New Concrete Security

Our Solver and SuperSolver algorithms are written in Sage and Python and can be found here. By conducting experiments (as above) using our SuperSolver suite, it’s straightforward to obtain precise estimates on the concrete classical security offered by the general supersingular isogeny problem. Indeed, from these experiments, we can obtain accurate counts on the expected number of $\mathbb{F}_p$ multiplications, squarings and additions that must be carried out during a full cryptanalytic attack. These $\mathbb{F}_p$ operations can then be costed with respect to the appropriate metric, for example, bit operations, cycle counts, gate counts, or circuit depth.

Bringing it all together

The Delfs-Galbraith algorithm can be used to attack and supersingular isogeny based cryptosystem, so what does this mean for isogeny-based cryptography?

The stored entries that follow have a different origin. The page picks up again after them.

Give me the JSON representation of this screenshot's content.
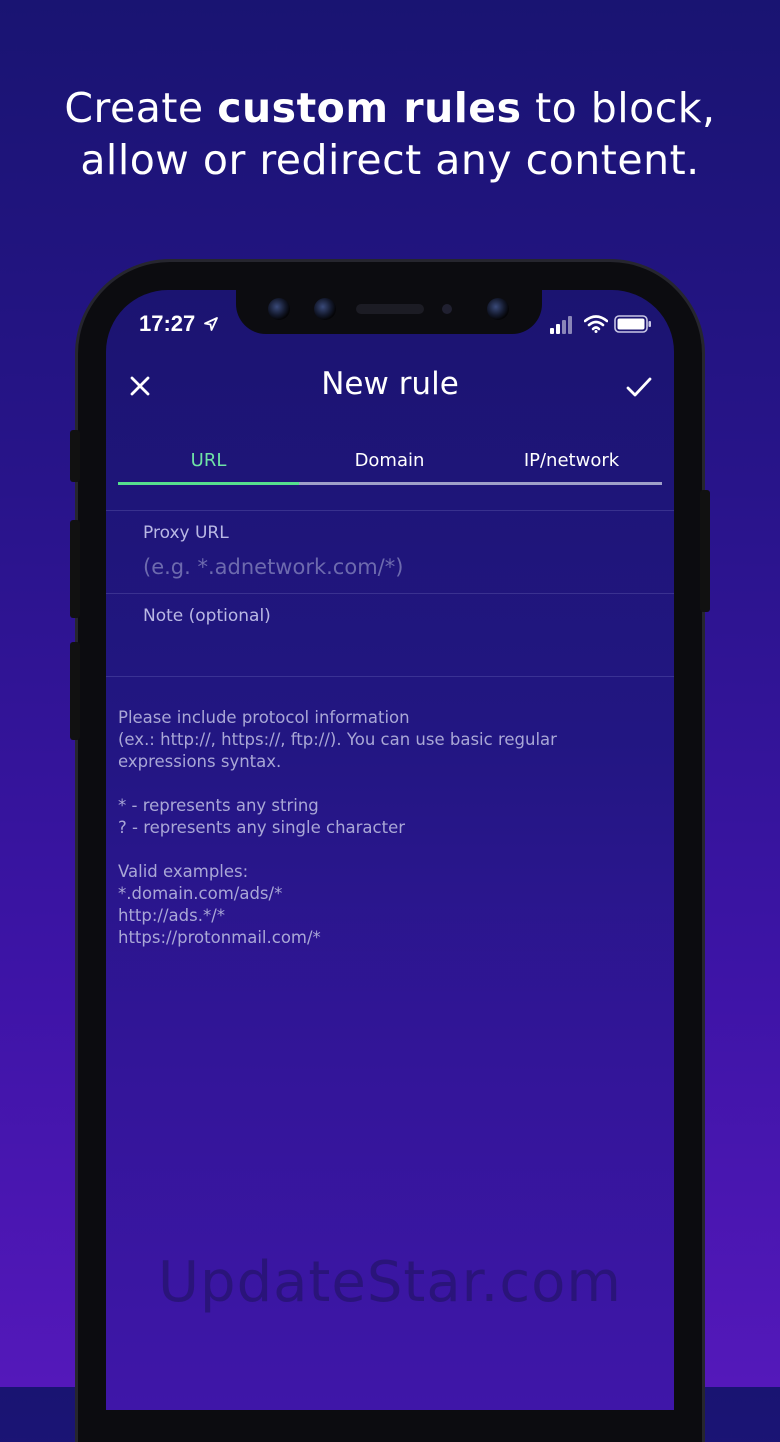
{
  "headline": {
    "part1": "Create ",
    "bold": "custom rules",
    "part2": " to block,",
    "line2": "allow or redirect any content."
  },
  "status_bar": {
    "time": "17:27",
    "icons": [
      "location-arrow-icon",
      "cellular-signal-icon",
      "wifi-icon",
      "battery-icon"
    ]
  },
  "nav": {
    "title": "New rule",
    "close_icon": "close-icon",
    "confirm_icon": "checkmark-icon"
  },
  "tabs": [
    {
      "label": "URL",
      "active": true
    },
    {
      "label": "Domain",
      "active": false
    },
    {
      "label": "IP/network",
      "active": false
    }
  ],
  "form": {
    "proxy_url": {
      "label": "Proxy URL",
      "placeholder": "(e.g. *.adnetwork.com/*)",
      "value": ""
    },
    "note": {
      "label": "Note (optional)",
      "value": ""
    }
  },
  "help": {
    "intro": [
      "Please include protocol information",
      "(ex.: http://, https://, ftp://). You can use basic regular",
      "expressions syntax."
    ],
    "rules": [
      "* - represents any string",
      "? - represents any single character"
    ],
    "examples_title": "Valid examples:",
    "examples": [
      "*.domain.com/ads/*",
      "http://ads.*/*",
      "https://protonmail.com/*"
    ]
  },
  "watermark": "UpdateStar.com",
  "colors": {
    "accent_active_tab": "#6fe3a6",
    "tab_indicator": "#56e08e",
    "background_top": "#191472",
    "background_bottom": "#5418ba"
  }
}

  • There is no direct impact on SIDH and SIKE. There are much faster claw-finding algorithms 4 for solving the special problems that arise in these schemes.
  • This paper does influence the classical bit security of other proposals, such as B-SIDH 5 and SQISign 6 which have Delfs-Galbraith as their best attack.

We stress that the asymptotic complexity of this algorithm has not changed. However, we give significant improvements on its concrete complexity, helping us to better understand the security of the fundamental problem underlying isogeny-based cryptography.

References

  1. Delfs, C., & Galbraith, S. D. (2016). Computing isogenies between supersingular elliptic curves over ${\mathbb {F}}_p$. Designs, Codes and Cryptography, 78(2), 425-440. 

  2. Scott, M. (2020). A note on the calculation of some functions in finite fields: Tricks of the Trade. IACR Cryptol. ePrint Arch., 2020, 1497. 

  3. Lidl, R., & Niederreiter, H. (1997). Finite fields (No. 20). Cambridge University Press. 

  4. Jao, D., & De Feo, L. (2011, November). Towards quantum-resistant cryptosystems from supersingular elliptic curve isogenies. In International Workshop on Post-Quantum Cryptography (pp. 19-34). Springer, Berlin, Heidelberg. 

  5. Costello, C. (2020, December). B-SIDH: supersingular isogeny Diffie-Hellman using twisted torsion. In International Conference on the Theory and Application of Cryptology and Information Security (pp. 440-463). Springer, Cham. 

  6. De Feo, L., Kohel, D., Leroux, A., Petit, C., & Wesolowski, B. (2020, December). SQISign: compact post-quantum signatures from quaternions and isogenies. In International Conference on the Theory and Application of Cryptology and Information Security (pp. 64-93). Springer, Cham.